Our customers usually came to us with a certain “stereotype” deeply engrained in their mind: “We’ve tried using ‘AI’ before to do this exact task, and it’s been quite lacklustre. We’ve grown tired of trying, and this is probably going to be just as compromised by AI hallucinations as everything else.”
The blame for this was partially Cernel’s to bear; We simply hadn’t been able to concisely visualise why our platform could do so much more. As a result, once we were able to talk face-to-face with prospecting customers, they were almost always overjoyed with the selling point. This, however, masked a fatal flaw of the onboarding experience: Customers became quite attached to our developers in order to use the product, and only wanted to keep using it once we’d cleared all their hurdles.

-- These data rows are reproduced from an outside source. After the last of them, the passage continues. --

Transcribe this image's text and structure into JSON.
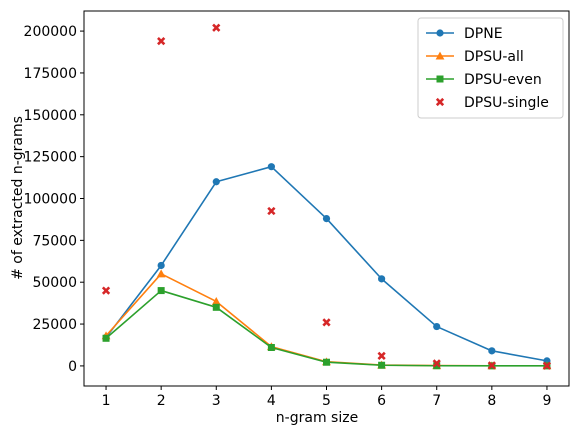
{
  "chart_data": {
    "type": "line",
    "title": "",
    "xlabel": "n-gram size",
    "ylabel": "# of extracted n-grams",
    "x": [
      1,
      2,
      3,
      4,
      5,
      6,
      7,
      8,
      9
    ],
    "xlim": [
      0.6,
      9.4
    ],
    "ylim": [
      -12000,
      212000
    ],
    "xticks": [
      "1",
      "2",
      "3",
      "4",
      "5",
      "6",
      "7",
      "8",
      "9"
    ],
    "yticks": [
      0,
      25000,
      50000,
      75000,
      100000,
      125000,
      150000,
      175000,
      200000
    ],
    "grid": false,
    "legend_position": "top-right",
    "series": [
      {
        "name": "DPNE",
        "color": "#1f77b4",
        "marker": "circle",
        "line": true,
        "values": [
          17000,
          60000,
          110000,
          119000,
          88000,
          52000,
          23500,
          9000,
          3000
        ]
      },
      {
        "name": "DPSU-all",
        "color": "#ff7f0e",
        "marker": "triangle",
        "line": true,
        "values": [
          18000,
          55000,
          38500,
          11500,
          2500,
          500,
          200,
          100,
          100
        ]
      },
      {
        "name": "DPSU-even",
        "color": "#2ca02c",
        "marker": "square",
        "line": true,
        "values": [
          16500,
          45000,
          35000,
          11000,
          2200,
          400,
          100,
          50,
          50
        ]
      },
      {
        "name": "DPSU-single",
        "color": "#d62728",
        "marker": "x",
        "line": false,
        "values": [
          45000,
          194000,
          202000,
          92500,
          26000,
          6000,
          1500,
          300,
          100
        ]
      }
    ]
  }
}
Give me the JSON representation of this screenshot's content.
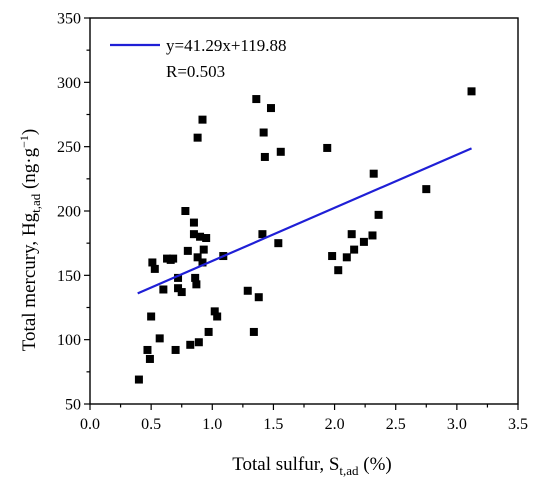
{
  "chart_data": {
    "type": "scatter",
    "xlabel": {
      "main": "Total sulfur, S",
      "sub": "t,ad",
      "tail": " (%)"
    },
    "ylabel": {
      "main": "Total mercury, Hg",
      "sub": "t,ad",
      "mid": " (ng·g",
      "sup": "−1",
      "tail": ")"
    },
    "xlim": [
      0.0,
      3.5
    ],
    "ylim": [
      50,
      350
    ],
    "x_ticks": [
      "0.0",
      "0.5",
      "1.0",
      "1.5",
      "2.0",
      "2.5",
      "3.0",
      "3.5"
    ],
    "y_ticks": [
      "50",
      "100",
      "150",
      "200",
      "250",
      "300",
      "350"
    ],
    "grid": false,
    "legend": {
      "placement": "top-left",
      "fit_label": "y=41.29x+119.88",
      "r_label": "R=0.503"
    },
    "fit": {
      "slope": 41.29,
      "intercept": 119.88,
      "x_range": [
        0.39,
        3.12
      ],
      "color": "#1f1fd6"
    },
    "marker_color": "#000000",
    "points": [
      [
        0.4,
        69
      ],
      [
        0.47,
        92
      ],
      [
        0.49,
        85
      ],
      [
        0.5,
        118
      ],
      [
        0.51,
        160
      ],
      [
        0.53,
        155
      ],
      [
        0.57,
        101
      ],
      [
        0.6,
        139
      ],
      [
        0.63,
        163
      ],
      [
        0.66,
        162
      ],
      [
        0.68,
        163
      ],
      [
        0.7,
        92
      ],
      [
        0.72,
        148
      ],
      [
        0.72,
        140
      ],
      [
        0.75,
        137
      ],
      [
        0.78,
        200
      ],
      [
        0.8,
        169
      ],
      [
        0.82,
        96
      ],
      [
        0.85,
        191
      ],
      [
        0.85,
        182
      ],
      [
        0.86,
        148
      ],
      [
        0.87,
        143
      ],
      [
        0.88,
        164
      ],
      [
        0.88,
        257
      ],
      [
        0.89,
        98
      ],
      [
        0.9,
        180
      ],
      [
        0.92,
        271
      ],
      [
        0.92,
        160
      ],
      [
        0.93,
        170
      ],
      [
        0.95,
        179
      ],
      [
        0.97,
        106
      ],
      [
        1.02,
        122
      ],
      [
        1.04,
        118
      ],
      [
        1.09,
        165
      ],
      [
        1.29,
        138
      ],
      [
        1.34,
        106
      ],
      [
        1.36,
        287
      ],
      [
        1.38,
        133
      ],
      [
        1.41,
        182
      ],
      [
        1.42,
        261
      ],
      [
        1.43,
        242
      ],
      [
        1.48,
        280
      ],
      [
        1.54,
        175
      ],
      [
        1.56,
        246
      ],
      [
        1.94,
        249
      ],
      [
        1.98,
        165
      ],
      [
        2.03,
        154
      ],
      [
        2.1,
        164
      ],
      [
        2.14,
        182
      ],
      [
        2.16,
        170
      ],
      [
        2.24,
        176
      ],
      [
        2.31,
        181
      ],
      [
        2.32,
        229
      ],
      [
        2.36,
        197
      ],
      [
        2.75,
        217
      ],
      [
        3.12,
        293
      ]
    ]
  }
}
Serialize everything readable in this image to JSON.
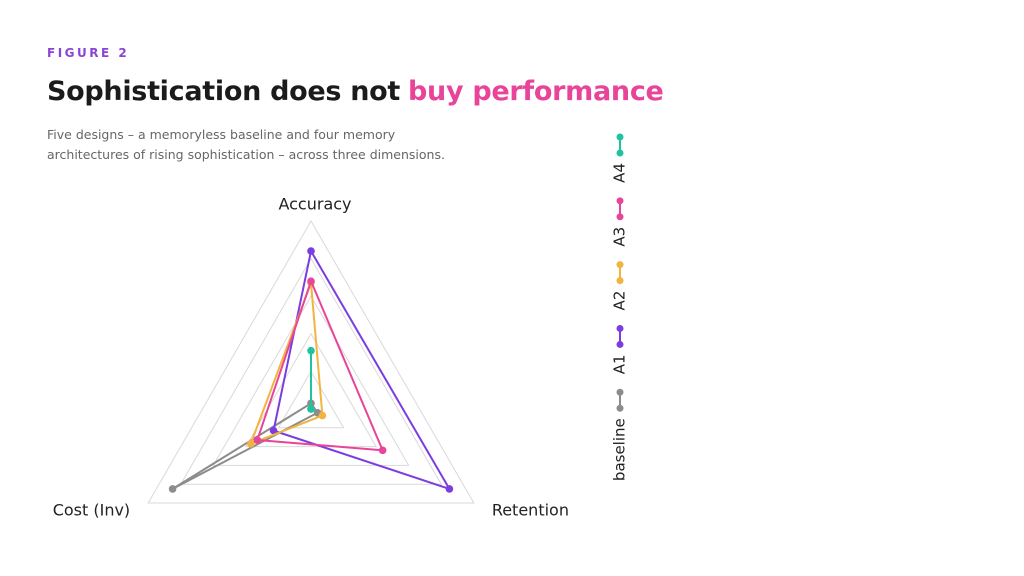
{
  "chart_data": {
    "type": "radar",
    "figure_label": "FIGURE 2",
    "title": "Sophistication does not",
    "title_highlight": "buy performance",
    "subtitle": "Five designs – a memoryless baseline and four memory architectures of rising sophistication – across three dimensions.",
    "axes": [
      "Accuracy",
      "Retention",
      "Cost (Inv)"
    ],
    "rlim": [
      0,
      1
    ],
    "rticks": [
      0.2,
      0.4,
      0.6,
      0.8,
      1.0
    ],
    "series": [
      {
        "name": "baseline",
        "color": "#8c8c8c",
        "values": [
          0.03,
          0.04,
          0.85
        ]
      },
      {
        "name": "A1",
        "color": "#7a3de0",
        "values": [
          0.84,
          0.85,
          0.23
        ]
      },
      {
        "name": "A2",
        "color": "#f2b441",
        "values": [
          0.67,
          0.07,
          0.37
        ]
      },
      {
        "name": "A3",
        "color": "#e8449a",
        "values": [
          0.68,
          0.44,
          0.33
        ]
      },
      {
        "name": "A4",
        "color": "#1fc3a0",
        "values": [
          0.31,
          0.0,
          0.0
        ]
      }
    ]
  }
}
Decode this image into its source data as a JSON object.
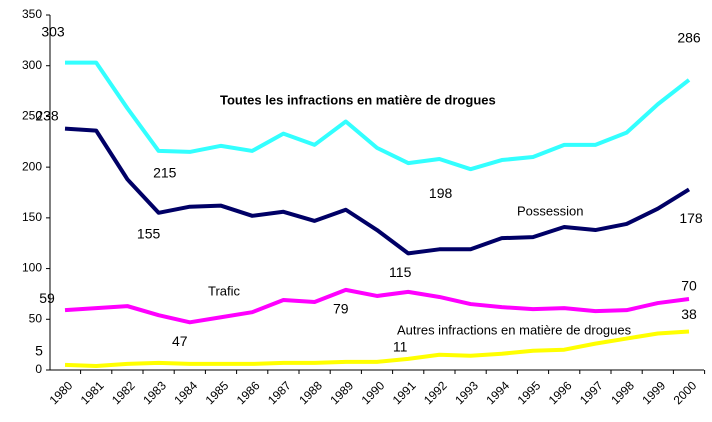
{
  "chart_data": {
    "type": "line",
    "categories": [
      "1980",
      "1981",
      "1982",
      "1983",
      "1984",
      "1985",
      "1986",
      "1987",
      "1988",
      "1989",
      "1990",
      "1991",
      "1992",
      "1993",
      "1994",
      "1995",
      "1996",
      "1997",
      "1998",
      "1999",
      "2000"
    ],
    "series": [
      {
        "name": "Toutes les infractions en matière de drogues",
        "color": "#33ffff",
        "values": [
          303,
          303,
          258,
          216,
          215,
          221,
          216,
          233,
          222,
          245,
          219,
          204,
          208,
          198,
          207,
          210,
          222,
          222,
          234,
          262,
          286
        ]
      },
      {
        "name": "Possession",
        "color": "#000066",
        "values": [
          238,
          236,
          188,
          155,
          161,
          162,
          152,
          156,
          147,
          158,
          138,
          115,
          119,
          119,
          130,
          131,
          141,
          138,
          144,
          159,
          178
        ]
      },
      {
        "name": "Trafic",
        "color": "#ff00ff",
        "values": [
          59,
          61,
          63,
          54,
          47,
          52,
          57,
          69,
          67,
          79,
          73,
          77,
          72,
          65,
          62,
          60,
          61,
          58,
          59,
          66,
          70
        ]
      },
      {
        "name": "Autres infractions en matière de drogues",
        "color": "#ffff00",
        "values": [
          5,
          4,
          6,
          7,
          6,
          6,
          6,
          7,
          7,
          8,
          8,
          11,
          15,
          14,
          16,
          19,
          20,
          26,
          31,
          36,
          38
        ]
      }
    ],
    "ylim": [
      0,
      350
    ],
    "yticks": [
      0,
      50,
      100,
      150,
      200,
      250,
      300,
      350
    ],
    "grid": false
  }
}
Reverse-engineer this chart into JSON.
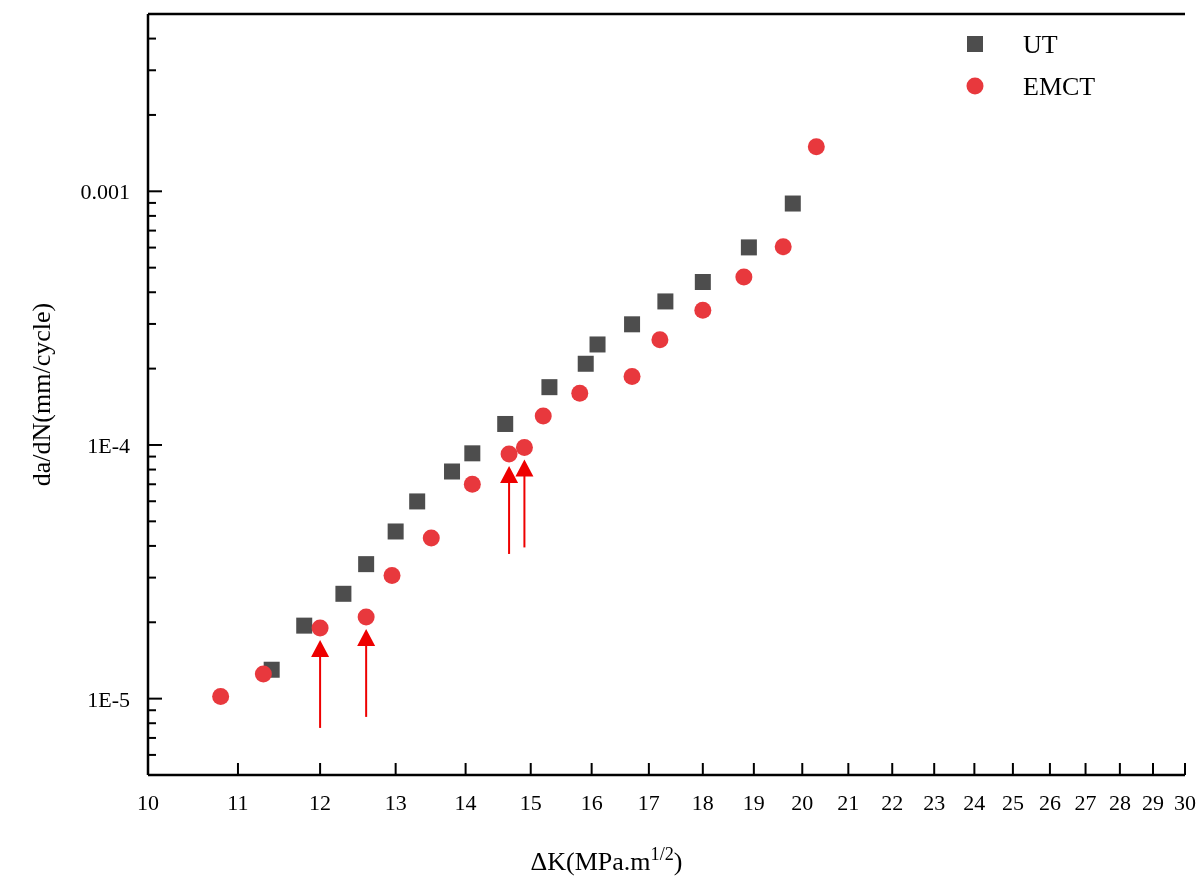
{
  "chart_data": {
    "type": "scatter",
    "xlabel": "ΔK(MPa.m$^{1/2}$)",
    "ylabel": "da/dN(mm/cycle)",
    "log": "xy",
    "legend": "top right",
    "grid": false,
    "xlim": [
      10,
      30
    ],
    "xticks": [
      10,
      11,
      12,
      13,
      14,
      15,
      16,
      17,
      18,
      19,
      20,
      21,
      22,
      23,
      24,
      25,
      26,
      27,
      28,
      29,
      30
    ],
    "ylim": [
      5e-06,
      0.005
    ],
    "yticks": [
      {
        "value": 6e-06,
        "label": null
      },
      {
        "value": 7e-06,
        "label": null
      },
      {
        "value": 8e-06,
        "label": null
      },
      {
        "value": 9e-06,
        "label": null
      },
      {
        "value": 1e-05,
        "label": "1E-5"
      },
      {
        "value": 2e-05,
        "label": null
      },
      {
        "value": 3e-05,
        "label": null
      },
      {
        "value": 4e-05,
        "label": null
      },
      {
        "value": 5e-05,
        "label": null
      },
      {
        "value": 6e-05,
        "label": null
      },
      {
        "value": 7e-05,
        "label": null
      },
      {
        "value": 8e-05,
        "label": null
      },
      {
        "value": 9e-05,
        "label": null
      },
      {
        "value": 0.0001,
        "label": "1E-4"
      },
      {
        "value": 0.0002,
        "label": null
      },
      {
        "value": 0.0003,
        "label": null
      },
      {
        "value": 0.0004,
        "label": null
      },
      {
        "value": 0.0005,
        "label": null
      },
      {
        "value": 0.0006,
        "label": null
      },
      {
        "value": 0.0007,
        "label": null
      },
      {
        "value": 0.0008,
        "label": null
      },
      {
        "value": 0.0009,
        "label": null
      },
      {
        "value": 0.001,
        "label": "0.001"
      },
      {
        "value": 0.002,
        "label": null
      },
      {
        "value": 0.003,
        "label": null
      },
      {
        "value": 0.004,
        "label": null
      }
    ],
    "series": [
      {
        "name": "UT",
        "color": "#4d4d4d",
        "marker": "square",
        "x": [
          11.4,
          11.8,
          12.3,
          12.6,
          13.0,
          13.3,
          13.8,
          14.1,
          14.6,
          15.3,
          15.9,
          16.1,
          16.7,
          17.3,
          18.0,
          18.9,
          19.8
        ],
        "values": [
          1.3e-05,
          1.94e-05,
          2.59e-05,
          3.39e-05,
          4.56e-05,
          5.99e-05,
          7.86e-05,
          9.27e-05,
          0.000121,
          0.000169,
          0.000209,
          0.000249,
          0.000299,
          0.000368,
          0.000439,
          0.000601,
          0.000895
        ]
      },
      {
        "name": "EMCT",
        "color": "#e8383d",
        "marker": "circle",
        "x": [
          10.8,
          11.3,
          12.0,
          12.6,
          12.95,
          13.5,
          14.1,
          14.66,
          14.9,
          15.2,
          15.8,
          16.7,
          17.2,
          18.0,
          18.8,
          19.6,
          20.3
        ],
        "values": [
          1.02e-05,
          1.25e-05,
          1.9e-05,
          2.1e-05,
          3.06e-05,
          4.3e-05,
          7e-05,
          9.22e-05,
          9.78e-05,
          0.00013,
          0.00016,
          0.000186,
          0.00026,
          0.00034,
          0.000459,
          0.000604,
          0.0015
        ]
      }
    ]
  }
}
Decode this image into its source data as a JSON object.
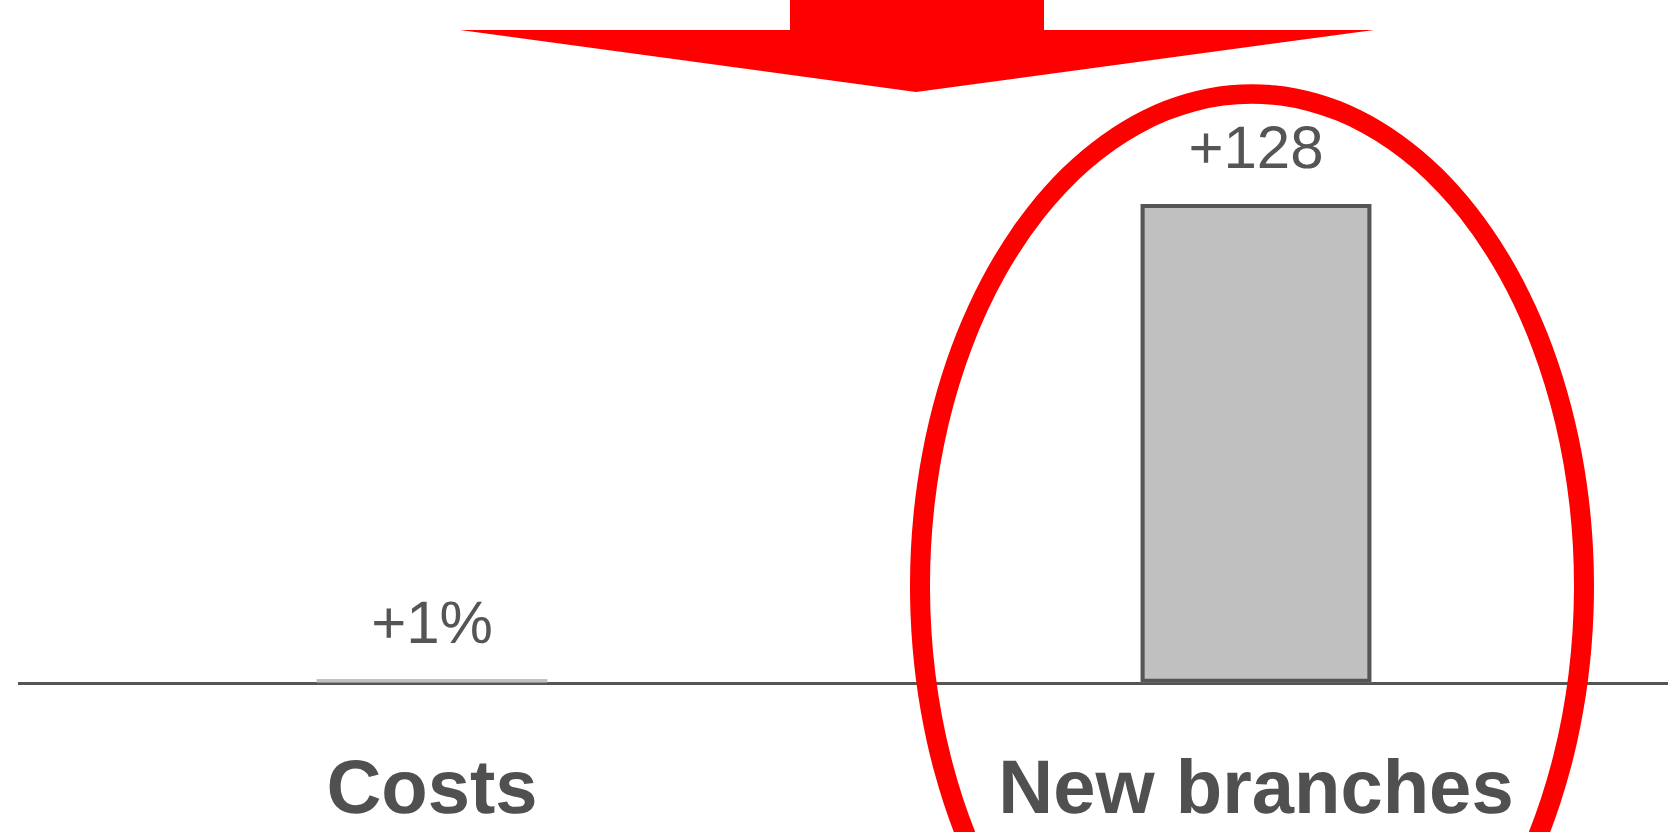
{
  "chart_data": {
    "type": "bar",
    "categories": [
      "Costs",
      "New branches"
    ],
    "values": [
      1,
      128
    ],
    "value_labels": [
      "+1%",
      "+128"
    ],
    "color": "#c0c0c0",
    "tick_labels": "x"
  }
}
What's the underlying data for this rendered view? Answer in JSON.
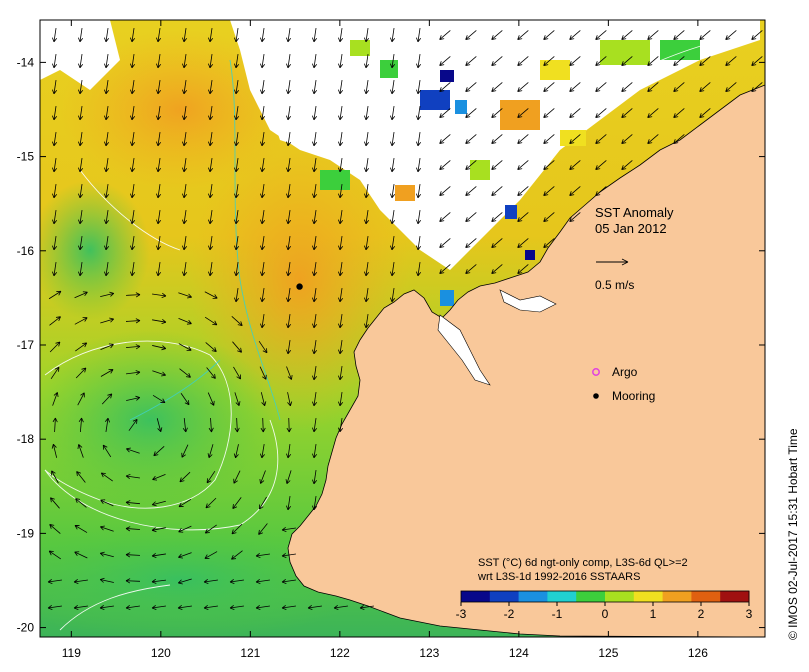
{
  "map": {
    "title": "SST Anomaly",
    "date": "05 Jan 2012",
    "velocity_scale_label": "0.5 m/s",
    "x_ticks": [
      "119",
      "120",
      "121",
      "122",
      "123",
      "124",
      "125",
      "126"
    ],
    "y_ticks": [
      "-14",
      "-15",
      "-16",
      "-17",
      "-18",
      "-19",
      "-20"
    ],
    "lon_range": [
      118.65,
      126.75
    ],
    "lat_range": [
      -20.1,
      -13.55
    ],
    "land_color": "#f9c89a",
    "no_data_color": "#ffffff"
  },
  "legend": {
    "argo_label": "Argo",
    "argo_color": "#e040e0",
    "mooring_label": "Mooring",
    "mooring_color": "#000000"
  },
  "mooring": {
    "lon": 121.55,
    "lat": -16.38
  },
  "colorbar": {
    "caption_line1": "SST (°C) 6d ngt-only comp, L3S-6d QL>=2",
    "caption_line2": "wrt L3S-1d 1992-2016 SSTAARS",
    "ticks": [
      "-3",
      "-2",
      "-1",
      "0",
      "1",
      "2",
      "3"
    ],
    "range": [
      -3,
      3
    ],
    "colors": [
      "#08088a",
      "#1040c0",
      "#1a90e0",
      "#20d0d0",
      "#3ccf3c",
      "#a8e020",
      "#f0e020",
      "#f0a020",
      "#e06010",
      "#a01010"
    ]
  },
  "footer": {
    "credit": "© IMOS 02-Jul-2017 15:31 Hobart Time"
  }
}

In order to grow the platform, we had to siphon that expert knowledge into the product itself and make it available for the end user. Otherwise, the business would drown in customer calls, and all our experts would be spending more time filling up the proverbial tank with fuel — never seeing the hole at the bottom of the engine, leaking fuel everywhere & becoming a major hazard.
Digging into user requests was a difficult spider’s web of wants and requirements. There was a moment during this project’s development where we’d have to lock in a sensible amount of features, so the scope wouldn’t balloon out of control.
While I was combining user insights with engineering advancements and limitations, developments were made to test feature possibilities. We found that the resources we had available to us limited our ability to lock in features, and so decided on an iterative development style.
Doing this comes with it’s ups and downs. For our development, it resulted in streamlining our decision making whenever features were being prioritised, which ultimately became a crucial part of the way we communicated changes in ever-increasing levels of detail that threatened to derail the project. It also meant gambling on a vision which we weren’t 100% certain of — trusting our instincts and gut feelings.
To facilitate the iterating nature of this project, we grouped features into configurations that could be changed more flexibly. By breaking features into Global- / Products- / & Categories, all user insights could be funnelled into each their respective feature — and any changes made to a given feature would be limited to the group.
Once all the gears started getting into motion, things quickly went from manageable to disorganised. We were a small business, where everyone had a part to play and something to say. As such, I took it upon myself to organise all requests, tasks and features into a combined document.
Note on this subject: Looking back on the process, this was the moment in time where tools like Notion would have made the process much simpler. Notion however, wasn’t a strong part of our company culture, and we were about to phase it out entirely. The task management of that application would have been a strong help, whereas Cernel would instead come to rely on an unorthodox combination of planning tools.
For this project I chose to construct a document where we’d also keep everything else: Our Figma project. My colleagues were often dropping in and out of the project, and having just a single place to point each person to for clarification made the process “manageable” for everyone involved.
Still, this document full of feature needs was quite the challenge to keep updated, as I was running several job posts at the same time, and our iterative nature meant big changes were still happening quite late in the process. The project as a whole however, would most likely have taken much longer if we’d had more of a rigid planning & meeting structure. Being part of a startup means moving fast, and you often have to compromise on the luxury of clear and concise project structure in favour of using all your available resources and staying competitive.